Other parts to skip? The insipid first half of "Killing Birds" (the second one is pretty much ok), the overly plain "Finally Forever", the first-year-drama-student acting "Silence The Voices", and the album's crowning glory – the aforementioned "Billy Jean" cover.

Among the better, but not outstanding, cuts there's "Scars On The Sky", which softens it's way in, as if it were a dog with its tail between its legs, knowing it just did a bad thing ("Billy Jean") and is about to receive some discipline. Another good cut – "Your Soul Today" – follows and makes you forget all about disciplining; this old dog still knows a couple of capturing tricks, the backing keys just get you placated. "Disappearing Act" is an OK emotional mellow number and "You Know My Name", which glues an orchestra to Cornell's voice in a James Bond single – both close the album with a lot less than a bang, more like going to sleep early on a Friday.

Those expecting to find another Audioslave album or fantasizing about a Soundgarden album are in for a surprise. Even in the over-used comparison to Cornell's first solo effort, "Euphoria Morning", this one may sell more copies overall but it is hardly as good in quality. One look at well-known producer Steve Lillywhite's past producer albums list is enough to know what album to skip and exactly why, how and where Cornell's mighty voice is being hidden; Over-polished production/progression strangles full head voices like Cornell's.
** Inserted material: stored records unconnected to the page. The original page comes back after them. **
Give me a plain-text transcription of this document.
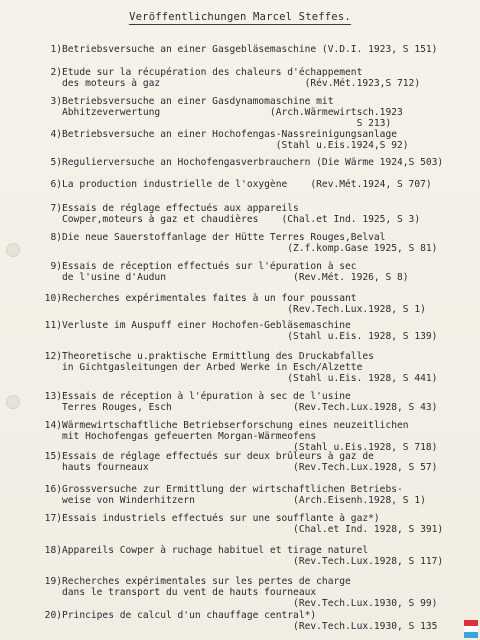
Veröffentlichungen Marcel Steffes.
1) Betriebsversuche an einer Gasgebläsemaschine (V.D.I. 1923, S 151)
2) Etude sur la récupération des chaleurs d'échappement
des moteurs à gaz                         (Rév.Mét.1923,S 712)
3) Betriebsversuche an einer Gasdynamomaschine mit
Abhitzeverwertung                   (Arch.Wärmewirtsch.1923
S 213)
4) Betriebsversuche an einer Hochofengas-Nassreinigungsanlage
(Stahl u.Eis.1924,S 92)
5) Regulierversuche an Hochofengasverbrauchern (Die Wärme 1924,S 503)
6) La production industrielle de l'oxygène    (Rev.Mét.1924, S 707)
7) Essais de réglage effectués aux appareils
Cowper,moteurs à gaz et chaudières    (Chal.et Ind. 1925, S 3)
8) Die neue Sauerstoffanlage der Hütte Terres Rouges,Belval
(Z.f.komp.Gase 1925, S 81)
9) Essais de réception effectués sur l'épuration à sec
de l'usine d'Audun                      (Rev.Mét. 1926, S 8)
10) Recherches expérimentales faites à un four poussant
(Rev.Tech.Lux.1928, S 1)
11) Verluste im Auspuff einer Hochofen-Gebläsemaschine
(Stahl u.Eis. 1928, S 139)
12) Theoretische u.praktische Ermittlung des Druckabfalles
in Gichtgasleitungen der Arbed Werke in Esch/Alzette
(Stahl u.Eis. 1928, S 441)
13) Essais de réception à l'épuration à sec de l'usine
Terres Rouges, Esch                     (Rev.Tech.Lux.1928, S 43)
14) Wärmewirtschaftliche Betriebserforschung eines neuzeitlichen
mit Hochofengas gefeuerten Morgan-Wärmeofens
(Stahl u.Eis.1928, S 718)
15) Essais de réglage effectués sur deux brûleurs à gaz de
hauts fourneaux                         (Rev.Tech.Lux.1928, S 57)
16) Grossversuche zur Ermittlung der wirtschaftlichen Betriebs-
weise von Winderhitzern                 (Arch.Eisenh.1928, S 1)
17) Essais industriels effectués sur une soufflante à gaz*)
(Chal.et Ind. 1928, S 391)
18) Appareils Cowper à ruchage habituel et tirage naturel
(Rev.Tech.Lux.1928, S 117)
19) Recherches expérimentales sur les pertes de charge
dans le transport du vent de hauts fourneaux
(Rev.Tech.Lux.1930, S 99)
20) Principes de calcul d'un chauffage central*)
(Rev.Tech.Lux.1930, S 135
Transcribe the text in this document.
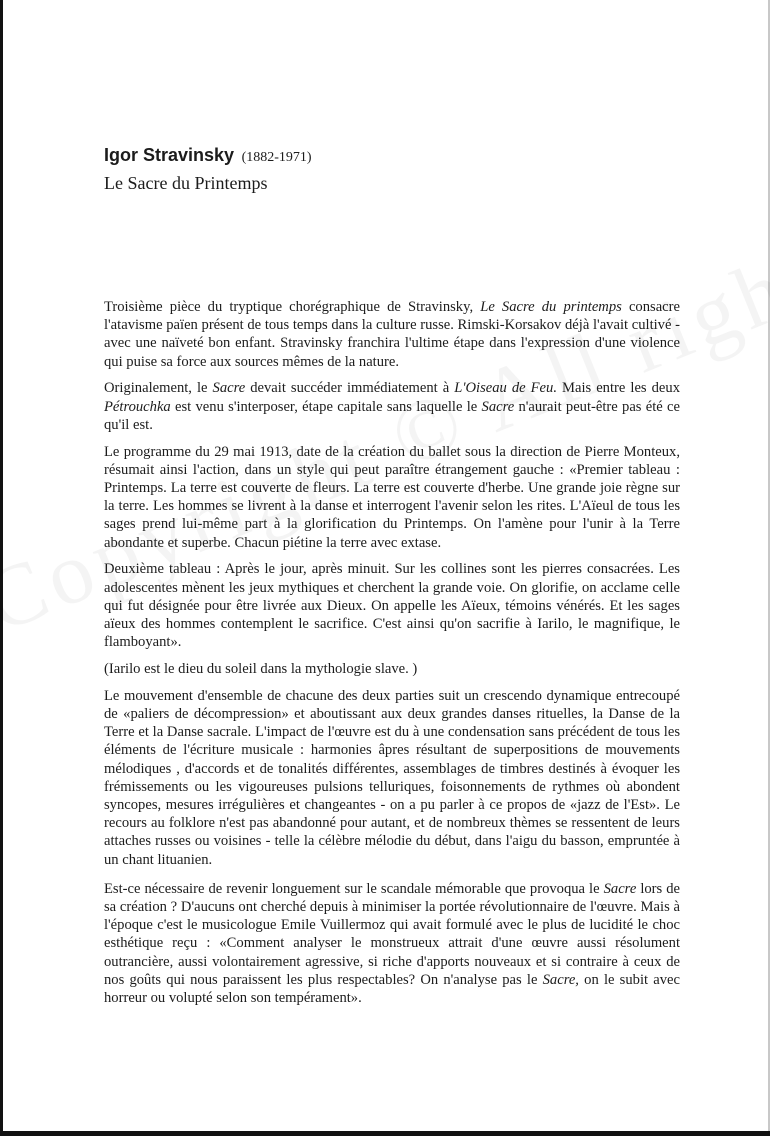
Igor Stravinsky (1882-1971)
Le Sacre du Printemps

Troisième pièce du tryptique chorégraphique de Stravinsky, Le Sacre du printemps consacre l'atavisme païen présent de tous temps dans la culture russe. Rimski-Korsakov déjà l'avait cultivé - avec une naïveté bon enfant. Stravinsky franchira l'ultime étape dans l'expression d'une violence qui puise sa force aux sources mêmes de la nature.

Originalement, le Sacre devait succéder immédiatement à L'Oiseau de Feu. Mais entre les deux Pétrouchka est venu s'interposer, étape capitale sans laquelle le Sacre n'aurait peut-être pas été ce qu'il est.

Le programme du 29 mai 1913, date de la création du ballet sous la direction de Pierre Monteux, résumait ainsi l'action, dans un style qui peut paraître étrangement gauche : «Premier tableau : Printemps. La terre est couverte de fleurs. La terre est couverte d'herbe. Une grande joie règne sur la terre. Les hommes se livrent à la danse et interrogent l'avenir selon les rites. L'Aïeul de tous les sages prend lui-même part à la glorification du Printemps. On l'amène pour l'unir à la Terre abondante et superbe. Chacun piétine la terre avec extase.

Deuxième tableau : Après le jour, après minuit. Sur les collines sont les pierres consacrées. Les adolescentes mènent les jeux mythiques et cherchent la grande voie. On glorifie, on acclame celle qui fut désignée pour être livrée aux Dieux. On appelle les Aïeux, témoins vénérés. Et les sages aïeux des hommes contemplent le sacrifice. C'est ainsi qu'on sacrifie à Iarilo, le magnifique, le flamboyant».

(Iarilo est le dieu du soleil dans la mythologie slave. )

Le mouvement d'ensemble de chacune des deux parties suit un crescendo dynamique entrecoupé de «paliers de décompression» et aboutissant aux deux grandes danses rituelles, la Danse de la Terre et la Danse sacrale. L'impact de l'œuvre est du à une condensation sans précédent de tous les éléments de l'écriture musicale : harmonies âpres résultant de superpositions de mouvements mélodiques , d'accords et de tonalités différentes, assemblages de timbres destinés à évoquer les frémissements ou les vigoureuses pulsions telluriques, foisonnements de rythmes où abondent syncopes, mesures irrégulières et changeantes - on a pu parler à ce propos de «jazz de l'Est». Le recours au folklore n'est pas abandonné pour autant, et de nombreux thèmes se ressentent de leurs attaches russes ou voisines - telle la célèbre mélodie du début, dans l'aigu du basson, empruntée à un chant lituanien.

Est-ce nécessaire de revenir longuement sur le scandale mémorable que provoqua le Sacre lors de sa création ? D'aucuns ont cherché depuis à minimiser la portée révolutionnaire de l'œuvre. Mais à l'époque c'est le musicologue Emile Vuillermoz qui avait formulé avec le plus de lucidité le choc esthétique reçu : «Comment analyser le monstrueux attrait d'une œuvre aussi résolument outrancière, aussi volontairement agressive, si riche d'apports nouveaux et si contraire à ceux de nos goûts qui nous paraissent les plus respectables? On n'analyse pas le Sacre, on le subit avec horreur ou volupté selon son tempérament».
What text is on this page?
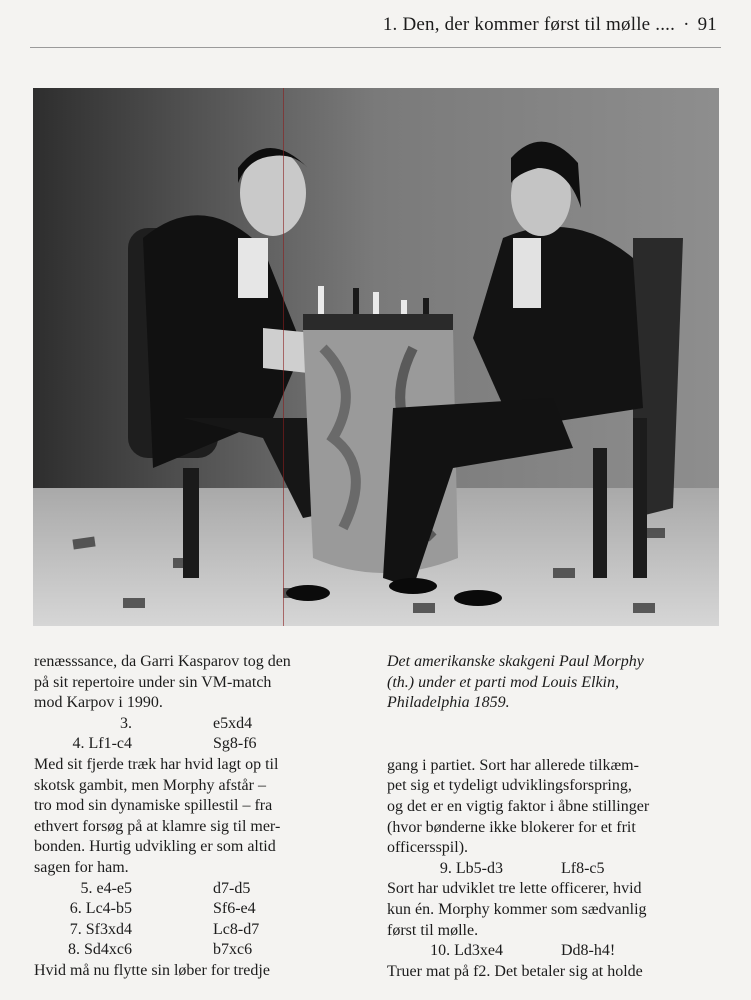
1. Den, der kommer først til mølle .... · 91

renæsssance, da Garri Kasparov tog den

på sit repertoire under sin VM-match

mod Karpov i 1990.

3.	e5xd4
4. Lf1-c4	Sg8-f6

Med sit fjerde træk har hvid lagt op til

skotsk gambit, men Morphy afstår –

tro mod sin dynamiske spillestil – fra

ethvert forsøg på at klamre sig til mer-

bonden. Hurtig udvikling er som altid

sagen for ham.

5. e4-e5	d7-d5
6. Lc4-b5	Sf6-e4
7. Sf3xd4	Lc8-d7
8. Sd4xc6	b7xc6

Hvid må nu flytte sin løber for tredje

Det amerikanske skakgeni Paul Morphy

(th.) under et parti mod Louis Elkin,

Philadelphia 1859.

gang i partiet. Sort har allerede tilkæm-

pet sig et tydeligt udviklingsforspring,

og det er en vigtig faktor i åbne stillinger

(hvor bønderne ikke blokerer for et frit

officersspil).

9. Lb5-d3	Lf8-c5

Sort har udviklet tre lette officerer, hvid

kun én. Morphy kommer som sædvanlig

først til mølle.

10. Ld3xe4	Dd8-h4!

Truer mat på f2. Det betaler sig at holde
On the plus side, this is a great singing lesson for anyone ever to hold a microphone on stage, or a shower head in bathroom. A few of numbers do work ("No Such Thing", "Poison Eye", "Your Soul Today") and it does grow on you, even if it does grow just to fit that long and not so interesting drive to your mother-in-law; It beats listening to your wife nagging, that's for sure.